I copied this whole "pluck yew" Internet story, which a friend sent, and made a couple of corrections, but missed this one. "As well as" is not a conjunction, it is not the equivalent of "and," and therefore in this sentence it is not adding another number to the singular subject. Thus the verb should be "contains." To clarify the reading of this sentence, commas should be added after "jargon" and before "which."
When Ellen mentioned an error, I thought she was referring to this sentence:
It's the treatments that are customized (i.e. tailor-made), not your needs.
Here, the singular verb (is) seems not to agree with the plural predicate nominative (treatments), although it seems like a natural construction to me. Most discussions of "it is" problems have to do with whether one should say "It is she" or "It is her," not with the plural. But in Merriam-Webster's Dictionary of English Usage, I find this:
Constructions in which it is is followed by . . . a plural were troubling to 18th-century commentators, beginning at least as early as Samuel Johnson's Dictionary (1755). . . . What troubles them the most seems to be the occurrence of the constructions in writers like Shakespeare, Dryden, Pope, and Prior.Let us sort things out a bit. With plurals the problem was never specified. . . . Modern usage consistently goes right along with Shakespeare and Pope, and no modern critic sees a problem here:
'Tis these that early taint the female soul ~ Alexander Pope (in Johnson and in Campbell)

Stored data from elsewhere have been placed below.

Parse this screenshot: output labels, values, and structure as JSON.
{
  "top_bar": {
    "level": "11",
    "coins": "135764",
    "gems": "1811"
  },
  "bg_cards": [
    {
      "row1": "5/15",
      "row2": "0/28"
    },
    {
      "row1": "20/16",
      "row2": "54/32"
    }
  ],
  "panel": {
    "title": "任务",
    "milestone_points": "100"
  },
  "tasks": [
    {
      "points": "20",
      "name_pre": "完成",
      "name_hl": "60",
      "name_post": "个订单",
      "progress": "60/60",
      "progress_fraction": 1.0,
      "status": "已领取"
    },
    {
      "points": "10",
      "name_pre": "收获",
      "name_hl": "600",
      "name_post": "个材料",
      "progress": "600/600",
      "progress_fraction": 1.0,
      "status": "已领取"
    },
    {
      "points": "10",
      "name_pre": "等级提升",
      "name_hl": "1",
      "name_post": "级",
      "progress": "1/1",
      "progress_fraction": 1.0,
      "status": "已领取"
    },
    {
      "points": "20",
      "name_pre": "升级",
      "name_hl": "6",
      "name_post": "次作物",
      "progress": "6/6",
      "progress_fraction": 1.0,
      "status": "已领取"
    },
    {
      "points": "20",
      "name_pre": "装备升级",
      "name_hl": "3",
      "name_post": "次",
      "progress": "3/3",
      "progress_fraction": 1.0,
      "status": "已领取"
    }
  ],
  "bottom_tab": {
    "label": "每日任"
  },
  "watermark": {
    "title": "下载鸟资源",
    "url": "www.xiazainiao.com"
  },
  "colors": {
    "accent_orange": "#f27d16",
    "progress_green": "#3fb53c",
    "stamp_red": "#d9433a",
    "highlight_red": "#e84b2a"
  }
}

It is they who argue for military intervention ~ Arthur M. Schlesinger, Jr., Harper's, March 1969It takes is, and the later verb agrees with the plural referent of its subject.
Not a totally satisfying discussion, and I don't know what's meant by "later verb," but I'm thinking this is a necessary construction. Imagine a scenario ~ yeah, in a movie ~ where somebody spots the posse and shouts, "It's them!" No English speaker would ever say, "They are them!" (or to be even more grammatically precise, "They are they!") No. Can't be done.